Espero que através dos olhos me entendam.

Anônimo disse...

IARA:
Agradeço imensamente esses votos, minha tão querida amiga. Sabes bem que seu apoio é pouco ante a minha admiração. ;-)

MAMYS:
A água explodia em força, os olhos em significado. Outro tipo de força, não? Mas sim, aqueles olhos tinham tanto a me dizer, faziam tanto por me envolver.

LEKKERDING:
Sua presença já é um grande presente, caríssima, agradeço muito.

MAI:
Caríssima, seu comentário me lisongeia tanto quanto me emociona, até pelo tanto que admiro os seus textos e pela forma como eles me tocam. Mas mais ainda, pq esse texto que leu aqui é mais que construto poético, é um relato. Foi um momento tão real quanto a cachoeira que esta foto retrata. A exata cachoeira da qual o texto fala. No exato local onde essas palavras ocorreram. Toca-me e por isso agradeço imensamente, Mai. Volte sempre. Sua presença enobrece este cantinho da blogosfera.

TYR:
Tudo, nesse momento narrado, foi único... e tudo foi poderoso, ali.

POISON:
Seus olhos me disseram tudo que precisavam, naquele momento. Seus toques me levaram à sublimação dos sentidos e essas palavras que aqui lês são mero reflexo de um momento que não merece ser limitado a elas, jamais. Sou obrigado a concordar, tudo foi moldado em expectativa àquele momento.
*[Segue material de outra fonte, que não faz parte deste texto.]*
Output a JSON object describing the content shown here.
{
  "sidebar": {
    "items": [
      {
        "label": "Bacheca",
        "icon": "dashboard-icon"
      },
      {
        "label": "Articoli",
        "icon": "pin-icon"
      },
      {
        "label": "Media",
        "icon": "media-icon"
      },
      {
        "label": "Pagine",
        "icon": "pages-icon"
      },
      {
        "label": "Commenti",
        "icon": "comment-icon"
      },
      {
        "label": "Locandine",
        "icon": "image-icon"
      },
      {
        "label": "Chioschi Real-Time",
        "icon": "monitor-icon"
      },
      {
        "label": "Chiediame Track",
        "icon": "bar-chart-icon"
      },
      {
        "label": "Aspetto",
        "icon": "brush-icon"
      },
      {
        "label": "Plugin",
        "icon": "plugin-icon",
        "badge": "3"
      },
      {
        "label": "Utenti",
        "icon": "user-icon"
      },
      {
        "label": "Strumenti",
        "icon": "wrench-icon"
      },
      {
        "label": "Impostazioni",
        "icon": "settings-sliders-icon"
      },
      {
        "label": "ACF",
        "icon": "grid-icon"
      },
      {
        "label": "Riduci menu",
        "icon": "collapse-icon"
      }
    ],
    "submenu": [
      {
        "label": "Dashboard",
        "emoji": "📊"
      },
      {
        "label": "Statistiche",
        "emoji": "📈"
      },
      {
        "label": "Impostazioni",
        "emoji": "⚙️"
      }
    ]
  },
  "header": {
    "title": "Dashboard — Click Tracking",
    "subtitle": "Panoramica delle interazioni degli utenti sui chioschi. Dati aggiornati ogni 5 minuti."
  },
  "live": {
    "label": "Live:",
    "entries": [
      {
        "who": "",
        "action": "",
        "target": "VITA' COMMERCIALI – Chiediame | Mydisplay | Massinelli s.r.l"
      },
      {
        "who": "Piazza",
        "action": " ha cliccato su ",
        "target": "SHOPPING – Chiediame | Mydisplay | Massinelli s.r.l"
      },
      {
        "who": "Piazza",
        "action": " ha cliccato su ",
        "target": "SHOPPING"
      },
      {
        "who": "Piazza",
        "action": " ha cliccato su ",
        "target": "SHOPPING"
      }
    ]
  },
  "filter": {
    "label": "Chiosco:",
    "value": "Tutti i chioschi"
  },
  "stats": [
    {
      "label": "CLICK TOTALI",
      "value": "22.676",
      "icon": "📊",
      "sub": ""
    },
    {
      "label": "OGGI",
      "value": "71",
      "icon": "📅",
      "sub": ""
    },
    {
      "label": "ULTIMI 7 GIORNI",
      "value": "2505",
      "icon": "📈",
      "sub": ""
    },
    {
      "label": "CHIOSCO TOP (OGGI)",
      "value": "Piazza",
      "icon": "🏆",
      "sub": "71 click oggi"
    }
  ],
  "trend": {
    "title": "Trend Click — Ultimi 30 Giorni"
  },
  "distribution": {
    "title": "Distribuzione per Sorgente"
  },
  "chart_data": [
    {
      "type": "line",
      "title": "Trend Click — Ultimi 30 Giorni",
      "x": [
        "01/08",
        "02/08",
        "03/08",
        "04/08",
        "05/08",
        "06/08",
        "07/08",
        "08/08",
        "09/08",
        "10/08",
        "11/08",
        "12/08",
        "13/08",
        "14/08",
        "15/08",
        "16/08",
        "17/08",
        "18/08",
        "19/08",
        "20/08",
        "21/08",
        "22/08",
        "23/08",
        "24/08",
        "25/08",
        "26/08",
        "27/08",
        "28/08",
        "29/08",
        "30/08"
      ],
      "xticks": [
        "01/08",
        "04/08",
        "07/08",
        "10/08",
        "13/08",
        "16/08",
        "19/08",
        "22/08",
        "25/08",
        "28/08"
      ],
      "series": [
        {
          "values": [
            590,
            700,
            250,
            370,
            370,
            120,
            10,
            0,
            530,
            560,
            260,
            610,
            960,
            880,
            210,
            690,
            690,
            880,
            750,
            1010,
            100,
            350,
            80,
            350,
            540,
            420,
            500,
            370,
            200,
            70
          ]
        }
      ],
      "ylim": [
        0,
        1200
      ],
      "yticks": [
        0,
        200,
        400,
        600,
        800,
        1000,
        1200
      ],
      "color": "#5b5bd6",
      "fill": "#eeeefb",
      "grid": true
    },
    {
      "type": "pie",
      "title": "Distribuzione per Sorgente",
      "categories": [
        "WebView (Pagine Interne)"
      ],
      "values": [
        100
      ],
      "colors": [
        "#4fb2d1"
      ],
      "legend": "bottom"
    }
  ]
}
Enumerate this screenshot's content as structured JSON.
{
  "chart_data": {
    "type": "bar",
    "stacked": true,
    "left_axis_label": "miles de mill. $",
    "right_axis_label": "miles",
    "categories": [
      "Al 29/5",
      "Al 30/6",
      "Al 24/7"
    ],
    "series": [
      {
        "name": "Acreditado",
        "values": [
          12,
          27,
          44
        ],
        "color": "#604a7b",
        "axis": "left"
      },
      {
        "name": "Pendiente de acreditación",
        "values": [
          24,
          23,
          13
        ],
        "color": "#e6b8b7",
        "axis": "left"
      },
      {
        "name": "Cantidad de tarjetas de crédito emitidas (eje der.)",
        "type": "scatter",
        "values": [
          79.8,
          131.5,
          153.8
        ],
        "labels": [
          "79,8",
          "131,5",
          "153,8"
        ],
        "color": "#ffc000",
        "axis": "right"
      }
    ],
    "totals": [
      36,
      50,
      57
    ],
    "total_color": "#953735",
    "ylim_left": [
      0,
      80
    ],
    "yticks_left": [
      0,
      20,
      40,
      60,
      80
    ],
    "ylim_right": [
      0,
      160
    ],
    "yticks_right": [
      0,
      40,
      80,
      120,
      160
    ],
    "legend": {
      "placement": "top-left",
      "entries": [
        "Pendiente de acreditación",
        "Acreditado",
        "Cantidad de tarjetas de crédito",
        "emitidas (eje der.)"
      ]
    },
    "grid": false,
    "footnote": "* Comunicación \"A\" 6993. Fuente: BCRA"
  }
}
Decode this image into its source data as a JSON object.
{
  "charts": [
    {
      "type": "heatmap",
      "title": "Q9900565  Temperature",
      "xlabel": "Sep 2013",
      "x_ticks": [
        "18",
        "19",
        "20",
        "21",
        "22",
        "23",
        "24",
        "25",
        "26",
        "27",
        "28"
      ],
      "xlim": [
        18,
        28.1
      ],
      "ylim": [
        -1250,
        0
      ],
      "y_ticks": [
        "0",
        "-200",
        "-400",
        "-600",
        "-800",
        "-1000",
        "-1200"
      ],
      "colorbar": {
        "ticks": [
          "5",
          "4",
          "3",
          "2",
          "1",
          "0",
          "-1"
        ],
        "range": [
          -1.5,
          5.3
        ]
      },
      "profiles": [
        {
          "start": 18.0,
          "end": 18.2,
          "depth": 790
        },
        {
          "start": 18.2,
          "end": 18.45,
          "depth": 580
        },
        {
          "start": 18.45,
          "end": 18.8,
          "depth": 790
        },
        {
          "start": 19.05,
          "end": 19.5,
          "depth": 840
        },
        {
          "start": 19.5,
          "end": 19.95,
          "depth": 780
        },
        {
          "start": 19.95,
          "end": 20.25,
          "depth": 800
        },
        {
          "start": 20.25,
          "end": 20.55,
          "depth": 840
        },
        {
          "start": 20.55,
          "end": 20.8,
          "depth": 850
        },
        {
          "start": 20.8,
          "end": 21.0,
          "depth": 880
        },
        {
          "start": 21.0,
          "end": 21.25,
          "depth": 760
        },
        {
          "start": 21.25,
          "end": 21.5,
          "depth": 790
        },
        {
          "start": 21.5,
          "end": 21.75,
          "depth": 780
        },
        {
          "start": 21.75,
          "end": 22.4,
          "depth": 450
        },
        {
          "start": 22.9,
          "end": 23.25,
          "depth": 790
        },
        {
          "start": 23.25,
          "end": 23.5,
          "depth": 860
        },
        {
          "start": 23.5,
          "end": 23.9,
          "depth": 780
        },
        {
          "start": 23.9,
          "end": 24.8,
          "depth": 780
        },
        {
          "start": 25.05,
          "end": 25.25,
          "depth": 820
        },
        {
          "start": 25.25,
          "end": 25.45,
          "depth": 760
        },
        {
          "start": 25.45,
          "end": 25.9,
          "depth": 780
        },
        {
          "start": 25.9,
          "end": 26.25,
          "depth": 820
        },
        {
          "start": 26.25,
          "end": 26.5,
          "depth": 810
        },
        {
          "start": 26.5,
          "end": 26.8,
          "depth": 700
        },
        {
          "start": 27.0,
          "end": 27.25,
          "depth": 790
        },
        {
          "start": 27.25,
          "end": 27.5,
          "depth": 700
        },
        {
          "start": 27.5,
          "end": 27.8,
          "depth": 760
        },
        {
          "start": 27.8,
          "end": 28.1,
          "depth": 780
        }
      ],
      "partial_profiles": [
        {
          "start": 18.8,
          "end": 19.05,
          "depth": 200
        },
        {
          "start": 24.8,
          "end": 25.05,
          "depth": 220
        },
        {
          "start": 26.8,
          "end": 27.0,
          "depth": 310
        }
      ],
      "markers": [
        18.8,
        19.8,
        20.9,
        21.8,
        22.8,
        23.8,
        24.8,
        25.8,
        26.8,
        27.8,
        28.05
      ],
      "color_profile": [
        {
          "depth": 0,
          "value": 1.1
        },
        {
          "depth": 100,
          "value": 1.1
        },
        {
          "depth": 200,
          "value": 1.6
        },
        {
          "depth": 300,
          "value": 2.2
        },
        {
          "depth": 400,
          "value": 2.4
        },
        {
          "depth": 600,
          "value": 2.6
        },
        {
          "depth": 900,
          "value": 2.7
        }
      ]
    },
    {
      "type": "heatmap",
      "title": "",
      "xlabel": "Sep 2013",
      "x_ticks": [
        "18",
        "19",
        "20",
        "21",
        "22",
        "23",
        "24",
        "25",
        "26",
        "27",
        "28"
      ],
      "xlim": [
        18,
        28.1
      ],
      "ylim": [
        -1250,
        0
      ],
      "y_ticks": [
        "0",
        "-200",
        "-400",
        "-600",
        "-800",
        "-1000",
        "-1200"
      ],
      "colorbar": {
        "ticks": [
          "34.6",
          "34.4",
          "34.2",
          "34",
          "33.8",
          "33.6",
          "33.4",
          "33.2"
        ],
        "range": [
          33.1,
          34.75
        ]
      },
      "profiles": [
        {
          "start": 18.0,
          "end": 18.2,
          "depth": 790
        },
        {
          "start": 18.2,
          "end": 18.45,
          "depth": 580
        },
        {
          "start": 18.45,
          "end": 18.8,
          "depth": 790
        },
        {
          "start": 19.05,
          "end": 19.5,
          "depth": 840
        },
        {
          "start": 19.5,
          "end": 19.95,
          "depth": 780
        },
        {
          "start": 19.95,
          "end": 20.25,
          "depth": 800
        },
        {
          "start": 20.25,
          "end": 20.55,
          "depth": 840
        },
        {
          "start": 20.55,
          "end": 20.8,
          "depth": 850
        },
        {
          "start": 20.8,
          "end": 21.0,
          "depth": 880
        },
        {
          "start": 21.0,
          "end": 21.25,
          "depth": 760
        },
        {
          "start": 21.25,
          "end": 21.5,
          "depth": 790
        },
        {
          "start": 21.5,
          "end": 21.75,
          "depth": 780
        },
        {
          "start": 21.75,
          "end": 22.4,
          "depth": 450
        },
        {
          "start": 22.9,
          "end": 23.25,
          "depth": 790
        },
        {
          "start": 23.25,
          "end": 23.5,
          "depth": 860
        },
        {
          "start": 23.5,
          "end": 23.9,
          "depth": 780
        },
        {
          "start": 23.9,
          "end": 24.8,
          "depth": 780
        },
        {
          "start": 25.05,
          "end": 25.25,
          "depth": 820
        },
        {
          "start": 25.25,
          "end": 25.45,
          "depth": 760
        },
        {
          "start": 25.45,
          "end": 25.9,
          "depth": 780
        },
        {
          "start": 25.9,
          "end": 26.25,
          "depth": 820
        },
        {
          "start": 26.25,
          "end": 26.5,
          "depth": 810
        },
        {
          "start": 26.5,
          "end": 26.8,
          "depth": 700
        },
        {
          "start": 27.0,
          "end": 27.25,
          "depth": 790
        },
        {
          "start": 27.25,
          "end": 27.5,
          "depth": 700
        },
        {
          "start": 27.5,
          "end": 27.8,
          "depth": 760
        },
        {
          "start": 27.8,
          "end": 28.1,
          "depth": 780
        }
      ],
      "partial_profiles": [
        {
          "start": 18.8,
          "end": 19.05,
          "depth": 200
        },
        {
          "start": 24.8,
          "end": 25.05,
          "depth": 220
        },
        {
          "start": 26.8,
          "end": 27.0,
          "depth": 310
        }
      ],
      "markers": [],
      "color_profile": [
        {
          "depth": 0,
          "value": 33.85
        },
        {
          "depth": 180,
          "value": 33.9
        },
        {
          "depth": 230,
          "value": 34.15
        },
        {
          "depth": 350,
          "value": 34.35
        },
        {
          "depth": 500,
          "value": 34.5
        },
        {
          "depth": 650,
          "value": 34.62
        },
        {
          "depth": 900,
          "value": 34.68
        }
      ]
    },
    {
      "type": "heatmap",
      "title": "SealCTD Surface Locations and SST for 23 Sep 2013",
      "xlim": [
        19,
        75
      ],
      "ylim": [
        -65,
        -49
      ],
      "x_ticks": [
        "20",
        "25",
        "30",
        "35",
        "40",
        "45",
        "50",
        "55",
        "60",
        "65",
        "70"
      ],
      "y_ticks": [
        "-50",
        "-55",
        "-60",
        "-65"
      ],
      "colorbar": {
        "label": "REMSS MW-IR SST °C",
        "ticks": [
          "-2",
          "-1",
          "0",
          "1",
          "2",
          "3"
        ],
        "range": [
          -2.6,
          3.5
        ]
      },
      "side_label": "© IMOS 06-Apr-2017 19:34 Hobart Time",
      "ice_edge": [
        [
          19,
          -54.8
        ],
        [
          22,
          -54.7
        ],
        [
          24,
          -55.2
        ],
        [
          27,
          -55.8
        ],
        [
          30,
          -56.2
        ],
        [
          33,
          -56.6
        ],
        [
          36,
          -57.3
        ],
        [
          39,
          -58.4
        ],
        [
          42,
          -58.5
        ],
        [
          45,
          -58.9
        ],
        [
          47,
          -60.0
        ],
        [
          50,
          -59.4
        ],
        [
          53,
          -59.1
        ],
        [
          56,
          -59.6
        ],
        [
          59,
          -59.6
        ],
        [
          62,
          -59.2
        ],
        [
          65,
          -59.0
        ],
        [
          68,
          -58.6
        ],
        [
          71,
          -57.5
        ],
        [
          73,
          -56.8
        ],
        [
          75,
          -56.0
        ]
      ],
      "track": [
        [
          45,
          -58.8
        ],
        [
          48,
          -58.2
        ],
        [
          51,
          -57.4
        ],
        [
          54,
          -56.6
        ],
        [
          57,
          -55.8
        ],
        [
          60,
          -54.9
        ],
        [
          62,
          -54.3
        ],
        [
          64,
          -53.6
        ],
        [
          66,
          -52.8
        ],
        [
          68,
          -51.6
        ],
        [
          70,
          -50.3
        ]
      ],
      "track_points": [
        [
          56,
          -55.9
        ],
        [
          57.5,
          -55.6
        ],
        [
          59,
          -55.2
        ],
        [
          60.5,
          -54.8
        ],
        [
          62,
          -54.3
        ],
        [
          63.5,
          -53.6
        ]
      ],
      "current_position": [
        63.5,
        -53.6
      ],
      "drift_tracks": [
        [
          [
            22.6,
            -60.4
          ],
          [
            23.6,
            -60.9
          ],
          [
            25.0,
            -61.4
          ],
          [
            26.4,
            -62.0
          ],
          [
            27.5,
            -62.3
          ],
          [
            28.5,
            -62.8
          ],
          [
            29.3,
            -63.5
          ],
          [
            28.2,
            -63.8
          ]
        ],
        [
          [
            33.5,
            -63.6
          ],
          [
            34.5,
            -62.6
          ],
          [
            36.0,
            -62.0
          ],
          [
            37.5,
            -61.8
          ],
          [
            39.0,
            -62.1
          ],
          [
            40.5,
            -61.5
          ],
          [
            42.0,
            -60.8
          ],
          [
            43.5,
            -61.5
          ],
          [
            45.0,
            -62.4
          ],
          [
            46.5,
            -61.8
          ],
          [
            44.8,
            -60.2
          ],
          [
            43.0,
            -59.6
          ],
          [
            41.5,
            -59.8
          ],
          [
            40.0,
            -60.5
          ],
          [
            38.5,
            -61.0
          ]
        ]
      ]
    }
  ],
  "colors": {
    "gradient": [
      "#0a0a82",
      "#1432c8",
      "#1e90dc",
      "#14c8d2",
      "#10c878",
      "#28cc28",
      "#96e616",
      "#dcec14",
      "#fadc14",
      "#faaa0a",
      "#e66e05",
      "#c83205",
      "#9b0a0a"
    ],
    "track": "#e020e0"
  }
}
Até eu mesmo, ainda que não soubesse, estava sendo levado até ali, formatado para compreender a importância de todos os elementos q me cercavam... e desses seus olhos de esfinge. O q transcende não pode ser posto em palavras pq não pode ser expresso em nada tão limitante quanto a linguagem. Algo que só consegue me dar uma frase tão simplória, para tentar expressar isso tudo: EU TE AMO.

Taynar disse...

Nossa, concordo com a Iara, que frase linda.
Valeu a noite.
Ah, hei de encontrar quem faça essa frase verdadeira =))
Beijos, Detetive.

Anônimo disse...

Texto muito maneiro. Descrições com sinônimos bons de se ler.

Sabia que alguns gorilas africanos, entendem as quedas d'águas como deuses? Foram feitas medições das atividades cerebrais dos gorilas, enquanto ficavam sentados "bobolhando" as cachoeiras. E a atividade cerebral registrada era basicamente a mesma de uma pessoa em estado profundo de oração.

Concordo com eles, é uma dádiva da natureza.

Abraço.

Anônimo disse...

TAYNAR:
Esse encontro é raro, único, poderoso... eu já pensava q não entenderia isso, mas quando ocorre... tudibom. :-D

FABIO:
Me sinto um gorila, então... parado, admirando a água, a natureza, todo esse esplendor ímpar.